BOSTON -- They’ve been hard to come by this season, but the Bruins scored one on Tuesday night at TD Garden: A routine victory.

The B’s scored three first-period goals and cruised from there to a 4-0 victory over the tired Wild, who played their third game in four nights. The Bruins improved to 3-0-0 on a four-game homestand that wraps up on Thursday night against the defending Stanley Cup champion Capitals.

Tuukka Rask made 24 saves to record his first shutout of the season. Patrice Bergeron and Brad Marchand led the offense with a goal and two assists apiece.

The Bruins, having matched their season-best four-game win streak (Oct. 4-13), were in pursuit of a fifth straight victory for the first time since they won six in a row from Feb. 27 through March 10 of last season. The Wild was trying to close an Atlantic Division road trip with a perfect 4-0-0 record, after taking one-goal wins at Toronto (4-3), Ottawa (4-3) and Montreal (1-0).

Backup goalie Alex Stalock didn’t extend the Wild’s shutout streak for long. The Bruins jumped to a 1-0 lead after just 5:23 on a goal by the reunited line of Danton Heinen, Jakob Forsbacka Karlsson and Ryan Donato. Following a puck retrieval by Forsbacka Karlsson to the right of Stalock, defenseman Torey Krug fed partner John Moore and the right point, and Moore snapped a wrist shot that Heinen deflected from just below the right circle for his fifth goal of the season.

Brad Marchand scored his fourth goal in as many games at the 11:29 mark, giving the B’s a two-goal lead.

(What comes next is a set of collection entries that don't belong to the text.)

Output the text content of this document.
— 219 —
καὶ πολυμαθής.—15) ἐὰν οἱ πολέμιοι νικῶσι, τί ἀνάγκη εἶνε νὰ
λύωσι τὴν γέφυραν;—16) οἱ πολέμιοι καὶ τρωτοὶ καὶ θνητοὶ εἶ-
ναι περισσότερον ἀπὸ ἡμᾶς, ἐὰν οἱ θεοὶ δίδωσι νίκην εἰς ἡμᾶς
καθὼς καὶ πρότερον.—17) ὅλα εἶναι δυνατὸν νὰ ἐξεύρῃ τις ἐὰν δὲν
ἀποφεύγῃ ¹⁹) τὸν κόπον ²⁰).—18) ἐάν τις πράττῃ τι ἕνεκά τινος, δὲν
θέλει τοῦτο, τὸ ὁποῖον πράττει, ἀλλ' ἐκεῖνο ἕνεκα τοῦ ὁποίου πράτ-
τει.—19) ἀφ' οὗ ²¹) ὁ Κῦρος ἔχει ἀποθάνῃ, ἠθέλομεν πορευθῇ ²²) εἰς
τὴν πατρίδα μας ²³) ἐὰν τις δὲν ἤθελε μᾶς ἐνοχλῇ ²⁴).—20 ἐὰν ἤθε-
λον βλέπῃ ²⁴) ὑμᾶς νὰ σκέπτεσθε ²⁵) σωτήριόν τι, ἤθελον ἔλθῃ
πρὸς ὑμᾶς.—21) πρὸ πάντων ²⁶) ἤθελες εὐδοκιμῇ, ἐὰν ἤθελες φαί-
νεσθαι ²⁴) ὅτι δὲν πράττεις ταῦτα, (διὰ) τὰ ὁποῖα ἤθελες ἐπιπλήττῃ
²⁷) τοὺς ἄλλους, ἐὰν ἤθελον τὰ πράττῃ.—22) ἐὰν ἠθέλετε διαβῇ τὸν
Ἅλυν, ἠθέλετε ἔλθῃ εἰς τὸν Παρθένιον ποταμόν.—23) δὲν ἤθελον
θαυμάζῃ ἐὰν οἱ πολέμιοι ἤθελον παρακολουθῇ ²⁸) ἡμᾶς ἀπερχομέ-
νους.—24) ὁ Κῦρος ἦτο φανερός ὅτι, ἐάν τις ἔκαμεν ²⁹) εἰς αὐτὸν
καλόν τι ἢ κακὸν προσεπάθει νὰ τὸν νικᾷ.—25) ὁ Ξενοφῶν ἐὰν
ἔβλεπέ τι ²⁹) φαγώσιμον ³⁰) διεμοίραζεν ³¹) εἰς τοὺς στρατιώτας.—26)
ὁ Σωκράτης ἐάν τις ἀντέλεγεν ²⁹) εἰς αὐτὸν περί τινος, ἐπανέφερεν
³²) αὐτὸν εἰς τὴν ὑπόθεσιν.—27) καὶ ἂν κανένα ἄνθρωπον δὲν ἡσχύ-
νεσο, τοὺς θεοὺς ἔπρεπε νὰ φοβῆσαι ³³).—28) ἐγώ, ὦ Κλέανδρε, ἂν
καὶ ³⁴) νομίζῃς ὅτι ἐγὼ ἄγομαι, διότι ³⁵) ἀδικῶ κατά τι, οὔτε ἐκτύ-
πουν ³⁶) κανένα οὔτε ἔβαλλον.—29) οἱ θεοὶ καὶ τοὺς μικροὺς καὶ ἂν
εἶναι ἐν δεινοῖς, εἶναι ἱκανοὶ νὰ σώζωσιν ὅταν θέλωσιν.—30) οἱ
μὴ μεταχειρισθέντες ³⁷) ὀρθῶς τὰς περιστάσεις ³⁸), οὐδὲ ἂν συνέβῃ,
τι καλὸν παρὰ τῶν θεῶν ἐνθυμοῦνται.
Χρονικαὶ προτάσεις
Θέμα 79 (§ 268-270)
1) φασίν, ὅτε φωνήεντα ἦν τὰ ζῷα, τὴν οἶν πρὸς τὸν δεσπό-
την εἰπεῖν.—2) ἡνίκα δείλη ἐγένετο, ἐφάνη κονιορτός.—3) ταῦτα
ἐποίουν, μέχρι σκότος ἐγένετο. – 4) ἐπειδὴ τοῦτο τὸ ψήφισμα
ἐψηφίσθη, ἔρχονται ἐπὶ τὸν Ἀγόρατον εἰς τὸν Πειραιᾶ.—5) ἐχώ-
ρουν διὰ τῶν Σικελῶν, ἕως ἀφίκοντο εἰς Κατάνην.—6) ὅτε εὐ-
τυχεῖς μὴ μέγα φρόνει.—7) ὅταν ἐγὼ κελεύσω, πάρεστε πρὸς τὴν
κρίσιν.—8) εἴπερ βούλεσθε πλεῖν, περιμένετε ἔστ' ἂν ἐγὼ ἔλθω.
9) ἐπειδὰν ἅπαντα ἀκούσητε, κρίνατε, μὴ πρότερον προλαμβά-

Moore was involved again, feeding Patrice Bergeron at the point as Bergeron covered for Krug and whipped a wrist shot well wide of Stalock’s glove side. The puck caromed off the boards to Marchand, who put his 13th of the season through Stalock.

A Bergeron wrister led to the Bruins’ third goal of the period, a power-play marker with 45 seconds to go. Bergeron pulled the puck off the right half-wall and merely put it to the front of the net, where it hit Jake DeBrusk squarely in the spoked B on his jersey and fluttered past Stalock. Krug collected his second assist of the night on DeBrusk’s 14th goal of the season.

Rask faced only six shots in the first 20 minutes, but a couple were challenging, and his saves kept the Wild from cutting into what was a 2-0 deficit. With 5:49 to go, he gloved Eric Staal’s backhander after Staal got behind Kevan Miller, and got to the right post to stop a net drive by Weymouth’s Charlie Coyle, who had moved through Moore and took the puck through the left circle.

Bergeron’s third point of the night was his 14th goal of the season -- and like DeBrusk’s, it came during a power play, and not off an actual shot. Marchand curled into the left circle from near the point with good speed and gave up a shot to make a pass to Bergeron in the slot. It hit Bergeron’s skate and Stalock’s stick before settling in the back of the net at 6:24.